Senatore Bondi, che pensa della sfida fra Renato Brunetta e Fabio Fazio?
«Tutta questa vicenda dei compensi televisivi è tipicamente italiana e partecipa a un certo imbarbarimento della vita civile, di cui io stesso sono stato vittima. Un imbarbarimento che consiste nel travolgere le singole persone piuttosto che affrontare la natura vera dei problemi senza pregiudizi, da ogni parte beninteso».
Sta dicendo che attaccare Fazio significa personalizzare e quindi imbarbarire?
«Dico semplicemente che personalizzare e prendere a bersaglio una persona, come è accaduto a me con Pompei, è un imbarbarimento della vita civile».
Si rende conto che il suo dissenso da Brunetta sarà visto come parte della strategia per togliergli l'incarico di capogruppo?
«Vede che personalizza anche lei? Renato mi conosce e sa quanto lo stimi e gli sia amico. Francamente non mi risulta che Alfano lo voglia sostituire né credo alle notizie dei giornali secondo le quali lo stesso Alfano mi consideri alla stregua di un pericoloso estremista incompatibile con le sue idee politiche. La mia opinione, comunque, è che Renato sia il miglior capogruppo possibile».
Torniamo a noi: sarà imbarbarimento, ma Brunetta ha fatto centro.
«Brunetta è una persona seria e pone problemi seri, che riguardano le regole di trasparenza della radiotelevisione pubblica. E le sue prese di posizione hanno colto nel segno perché un certo mondo, che si riconosce nella sinistra, ha creduto di essere al di sopra di qualunque critica».
A proposito di sinistra: lì sostengono che Brunetta abbia fatto un favore a Mediaset.
«Ma figuriamoci. Anzi, forse Mediaset avrebbe preferito che la polemica non ci fosse».
E del problema in sé - i compensi - che dice?
«La Rai continua ad avere seri problemi finanziari e si sostiene attraverso il canone dei cittadini. Dovrebbe ricordarsi di avere una funzione pubblica soprattutto in momenti di crisi come quello attuale».

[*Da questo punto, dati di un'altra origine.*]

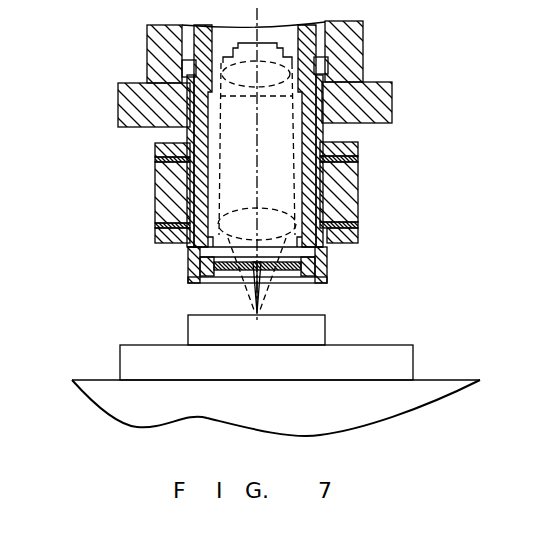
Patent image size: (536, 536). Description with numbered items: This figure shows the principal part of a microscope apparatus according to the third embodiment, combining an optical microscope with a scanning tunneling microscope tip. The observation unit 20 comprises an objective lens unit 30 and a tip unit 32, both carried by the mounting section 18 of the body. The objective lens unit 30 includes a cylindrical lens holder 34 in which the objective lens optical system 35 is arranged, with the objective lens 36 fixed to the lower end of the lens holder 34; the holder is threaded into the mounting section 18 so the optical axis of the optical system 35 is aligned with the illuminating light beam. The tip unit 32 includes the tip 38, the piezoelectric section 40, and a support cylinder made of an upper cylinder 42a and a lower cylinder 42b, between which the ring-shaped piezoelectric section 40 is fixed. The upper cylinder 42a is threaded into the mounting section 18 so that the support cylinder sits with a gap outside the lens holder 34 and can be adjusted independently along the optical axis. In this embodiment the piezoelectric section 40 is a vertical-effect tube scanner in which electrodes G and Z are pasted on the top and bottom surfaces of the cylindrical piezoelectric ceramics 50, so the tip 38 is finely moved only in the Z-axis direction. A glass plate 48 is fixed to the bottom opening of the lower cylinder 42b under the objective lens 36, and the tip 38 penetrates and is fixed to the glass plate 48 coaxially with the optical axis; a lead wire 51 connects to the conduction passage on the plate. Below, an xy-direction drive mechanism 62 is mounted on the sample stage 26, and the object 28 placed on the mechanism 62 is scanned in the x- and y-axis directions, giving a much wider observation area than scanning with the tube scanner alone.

The mounting section 18 is at (345, 64).
The observation unit 20 is at (108, 144).
The objective lens optical system 35 is at (300, 113).
The upper cylinder 42a is at (338, 141).
The electrode G is at (359, 159).
The cylindrical piezoelectric ceramics 50 is at (352, 189).
The objective lens 36 is at (192, 210).
The electrode Z is at (360, 224).
The lower cylinder 42b is at (345, 247).
The piezoelectric section 40 is at (144, 186).
The tip unit 32 is at (138, 246).
The objective lens unit 30 is at (390, 283).
The cylindrical lens holder 34 is at (190, 260).
The glass plate 48 is at (240, 275).
The tip 38 is at (263, 289).
The lead wire 51 is at (327, 322).
The object 28 is at (193, 331).
The xy-direction drive mechanism 62 is at (128, 358).
The sample stage 26 is at (451, 384).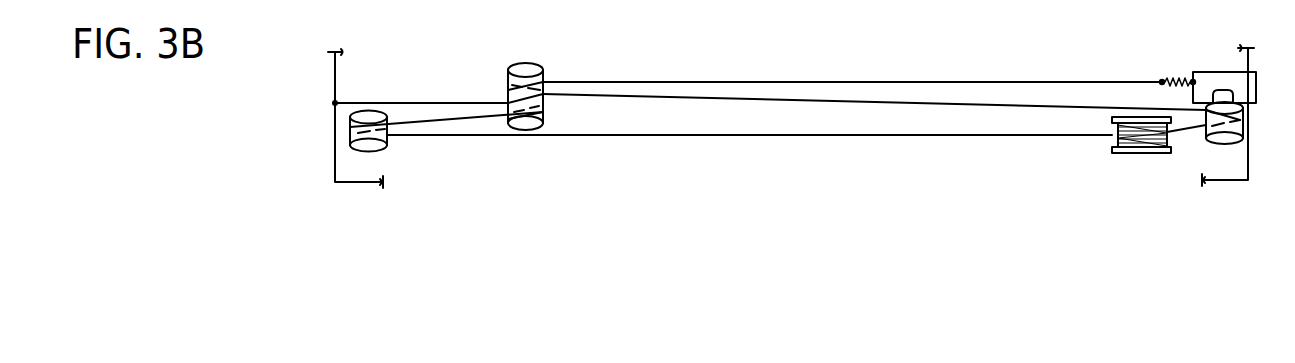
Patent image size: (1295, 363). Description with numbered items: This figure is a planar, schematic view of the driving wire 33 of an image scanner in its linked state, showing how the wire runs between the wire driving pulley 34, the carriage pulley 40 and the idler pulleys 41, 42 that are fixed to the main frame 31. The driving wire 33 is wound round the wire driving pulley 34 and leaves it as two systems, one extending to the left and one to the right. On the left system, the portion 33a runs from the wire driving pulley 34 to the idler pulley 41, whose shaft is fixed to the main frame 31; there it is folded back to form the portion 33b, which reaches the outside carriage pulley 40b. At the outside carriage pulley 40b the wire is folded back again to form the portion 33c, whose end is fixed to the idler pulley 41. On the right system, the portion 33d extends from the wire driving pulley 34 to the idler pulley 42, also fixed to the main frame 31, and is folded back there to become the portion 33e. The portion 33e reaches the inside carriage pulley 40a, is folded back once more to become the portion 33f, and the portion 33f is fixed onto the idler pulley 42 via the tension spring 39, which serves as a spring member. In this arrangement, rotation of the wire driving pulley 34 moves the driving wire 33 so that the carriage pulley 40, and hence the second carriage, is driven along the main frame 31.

The main frame 31 is at (335, 84).
The driving wire 33 is at (787, 107).
The portion of the driving wire 33a is at (805, 137).
The portion of the driving wire 33b is at (452, 123).
The portion of the driving wire 33c is at (419, 102).
The portion of the driving wire 33d is at (1190, 136).
The portion of the driving wire 33e is at (888, 99).
The portion of the driving wire 33f is at (686, 82).
The wire driving pulley 34 is at (1130, 154).
The tension spring 39 is at (1176, 79).
The carriage pulley 40 is at (549, 58).
The inside carriage pulley 40a is at (528, 62).
The outside carriage pulley 40b is at (525, 129).
The idler pulley 41 is at (375, 150).
The idler pulley 42 is at (1225, 142).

Propone un tetto agli ingaggi?
«Sarebbe un errore annullare completamente quanto resta del libero mercato. Credo però che un'azienda, soprattutto se pubblica, debba comprendere quale sia la propria missione e comportarsi di conseguenza. Ma vale per tutti, per le società di calcio, per le banche. Certi compensi sono assurdi e diseducativi: una riduzione è auspicabile ma potrà venire solo dalle società e dagli istituti e non imposto dall'esterno».
Quindi anche la Rai deve decidere autonomamente una limitazione?
«Sì, e mi sembra che la presidente Anna Maria Tarantola e il direttore Luigi Gubitosi abbiano espresso la volontà di non inseguire le tv commerciali, nonostante esistano artisti e giornalisti che conducono trasmissioni di indubbio successo di pubblico che ripagano ampiamente i cachet».
A proposito, senatore: è un po' che non la vediamo nei talk. Come mai?
«Da tempo ho fatto una scelta precisa: di non partecipare più ad alcuna trasmissione di approfondimento politico. I talk show sono fra le cause principali della crescente sfiducia nella politica: sono arene di combattimenti, di scontri furibondi e di schiamazzi che hanno contribuito a far perdere qualsiasi autorevolezza alla politica».
Quali sono i talk più colpevoli?
«Ma no, è la natura stessa del contenitore che conduce allo svilimento. Se un politico vuole preservare una funzione che sia rispettata deve rifiutarsi di fare il burattino o la comparsa».
Qual è il suo ricordo peggiore?
«Gli episodi sono davvero tanti, e poi qualche volta la mia timidezza mi ha trasformato in una sorta di non convinto gladiatore».
Oddio, senatore: timido ma spesso aggressivo.
«Quando lo sono stato, dentro di me mi sono vergognato».
Ma ci sarà qualche conduttore che apprezza.
«Apprezzo Fazio, Paolo Del Debbio, Enrico Mentana e Nicola Porro. Ma non c'è niente da fare, i talk mi danno un sentimento di ripulsa».